Por outro lado, a mão invisível do mercado não impediu que a Vale produzisse as tragédias de Mariana (2015) e de Brumadinho (2019), entre outras violações de regras ambientais; não garantiu a nossa autossuficiência em diesel ou gasolina após o desmonte da cadeia produtiva da Petrobras; tampouco consegue evitar os apagões recorrentes Brasil afora, fruto da crescente privatização do setor elétrico.
Esse é um problema grave, dada a dependência de nossa economia à exploração direta e pouco sofisticada dos nossos abundantes recursos naturais.
Nossa pauta de exportações é dominada por commodities agropecuárias e minerais (70%). As contas públicas também dependem delas; segundo cálculos do meu colega Bráulio Borges (Ibre-FGV), a bonança mineral-extrativa renderá perto de 2% do PIB em receitas anuais à União até 2033.
Artigo de Lashitew e Wercker (2020) mostra que, sob o efeito dessa dependência, o rentismo se entranha nas instituições para capturar essas rendas extrativas, inibindo investimentos em infraestrutura e insumos públicos (como saúde e educação). Esse é o "efeito voracidade" das elites econômicas e políticas sobre o "lucro fácil" da exploração rudimentar dos recursos naturais.
Além de revelar uma ampla rede de corrupção nos planos de expansão da Petrobras —na esteira da descoberta do pré-sal—, a Operação Lava Jato legou às empresas públicas a pressão em favor da privatização e barreiras ao aumento dos investimentos (vide atuação do subprocurador questionando "interferência" do governo na Petrobras).
O Estado perdeu valiosos ativos para enfrentar a transição energética. Só nos resta a Petrobras.
Em 2020, uma "Carta Aberta dos CEOs", da Iniciativa Climática de Petróleo e Gás (OGCI, em inglês), estabeleceu seu compromisso com os esforços de redução de emissões e de criação de soluções de baixo carbono.
Diante dessas mudanças, a consultoria McKinsey (2021) delineou três arquétipos das empresas de óleo e gás no mundo: a especialista em recursos naturais, a empresa de energia integrada e a empresa de energia limpa.
O estudo prevê falências generalizadas de empresas posicionadas como especialistas em recursos. Para migrar do modelo especializado para uma carteira integrada de fontes de energia, a Petrobras deve apertar o passo. Afinal, a vantagem para empresas líderes começa a materializar-se quando mais de 40% do total das carteiras são de baixo carbono; hoje, a Petrobras aloca cerca de 5% dos seus investimentos em novas energias.

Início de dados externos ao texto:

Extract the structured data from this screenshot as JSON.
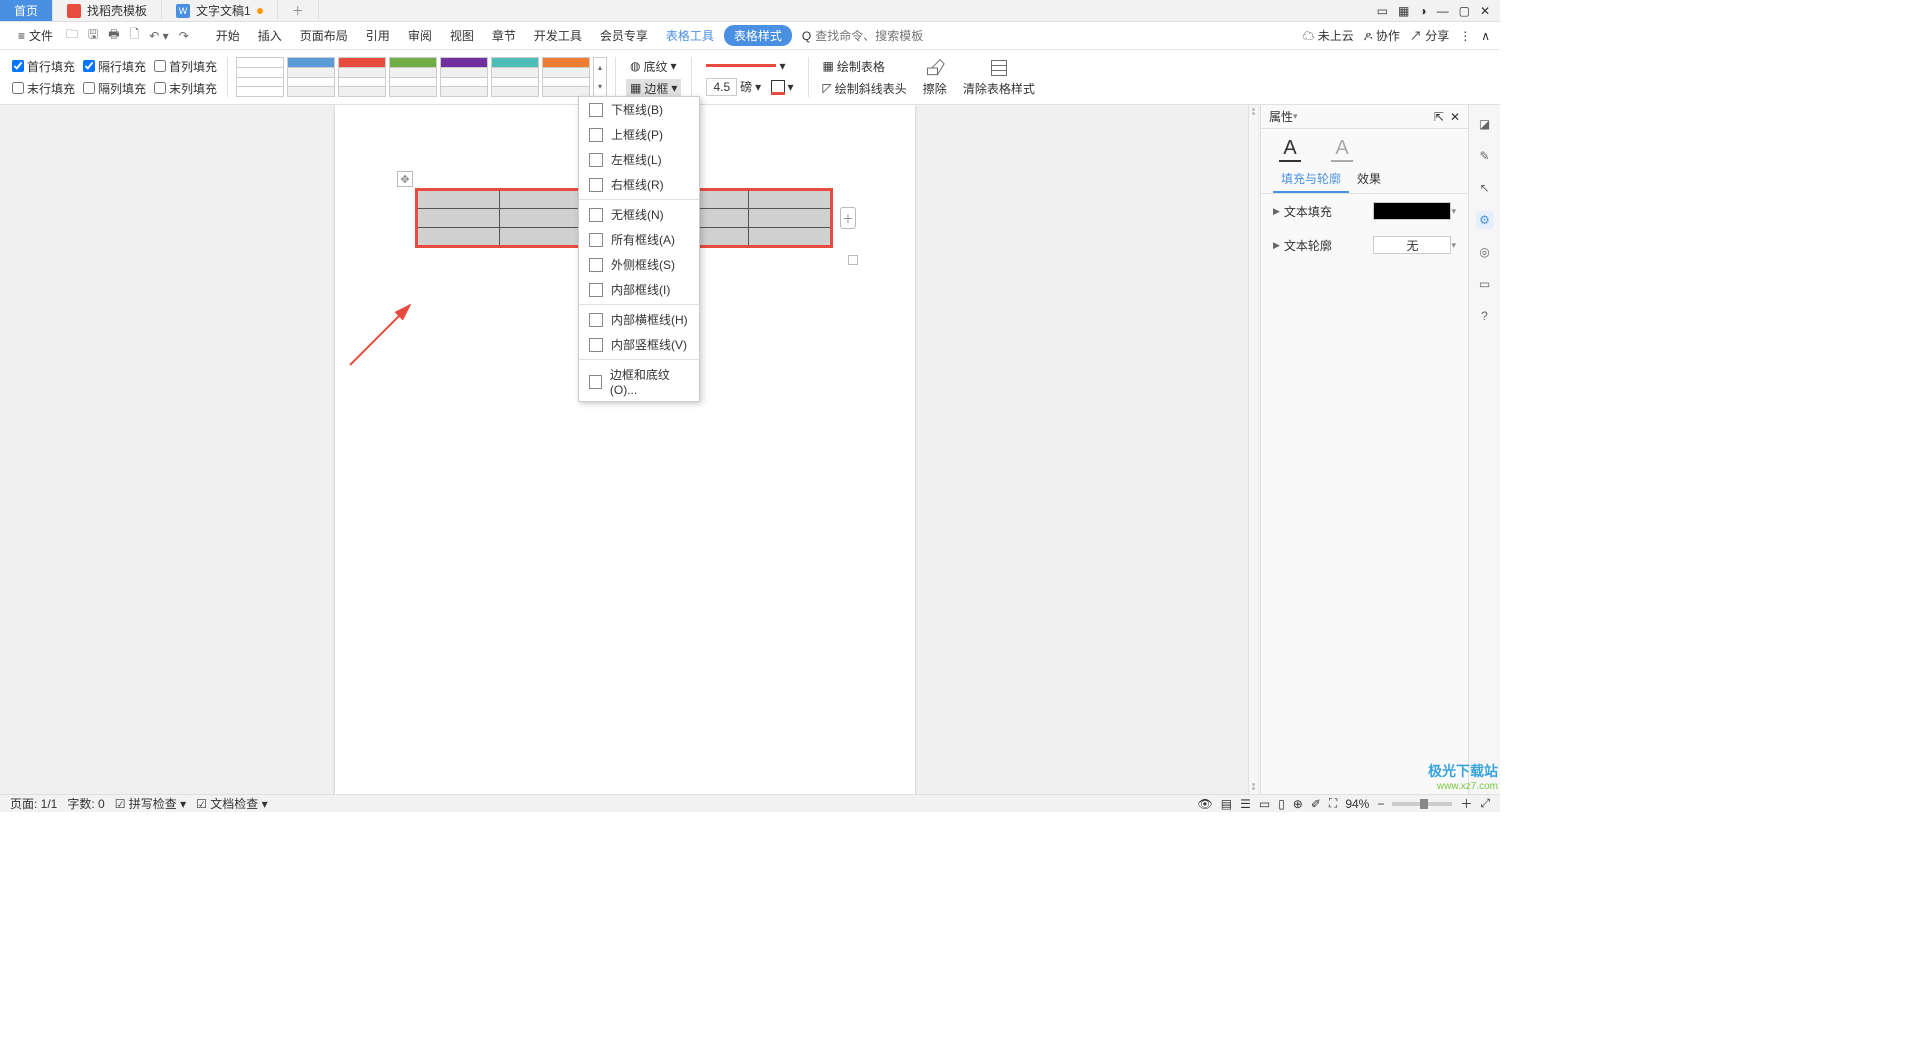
{
  "titlebar": {
    "home": "首页",
    "tab1": "找稻壳模板",
    "tab2": "文字文稿1"
  },
  "menubar": {
    "file": "文件",
    "tabs": [
      "开始",
      "插入",
      "页面布局",
      "引用",
      "审阅",
      "视图",
      "章节",
      "开发工具",
      "会员专享"
    ],
    "tool_tab": "表格工具",
    "active_tab": "表格样式",
    "search_placeholder": "查找命令、搜索模板",
    "search_icon": "Q",
    "cloud": "未上云",
    "coop": "协作",
    "share": "分享"
  },
  "ribbon": {
    "checks": {
      "c1": "首行填充",
      "c2": "隔行填充",
      "c3": "首列填充",
      "c4": "末行填充",
      "c5": "隔列填充",
      "c6": "末列填充"
    },
    "shading": "底纹",
    "border": "边框",
    "line_width": "4.5",
    "line_unit": "磅",
    "draw_table": "绘制表格",
    "draw_diag": "绘制斜线表头",
    "erase": "擦除",
    "clear_style": "清除表格样式"
  },
  "dropdown": {
    "items": [
      "下框线(B)",
      "上框线(P)",
      "左框线(L)",
      "右框线(R)",
      "无框线(N)",
      "所有框线(A)",
      "外侧框线(S)",
      "内部框线(I)",
      "内部横框线(H)",
      "内部竖框线(V)",
      "边框和底纹(O)..."
    ]
  },
  "proppanel": {
    "title": "属性",
    "tab_fill": "填充与轮廓",
    "tab_effect": "效果",
    "text_fill": "文本填充",
    "text_outline": "文本轮廓",
    "outline_none": "无"
  },
  "statusbar": {
    "page": "页面: 1/1",
    "words": "字数: 0",
    "spell": "拼写检查",
    "doc": "文档检查",
    "zoom": "94%"
  },
  "watermark": {
    "line1": "极光下载站",
    "line2": "www.xz7.com"
  }
}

Devido ao baixo custo de produção do pré-sal, a Petrobras está bem posicionada para se tornar líder na transição energética. Para isso, os lucros extraordinários precisam ser direcionados à diversificação da sua produção, não para os bolsos dos acionistas.
Sem isso, o que faremos quando a estrela do pré-sal se apagar, a partir de 2029?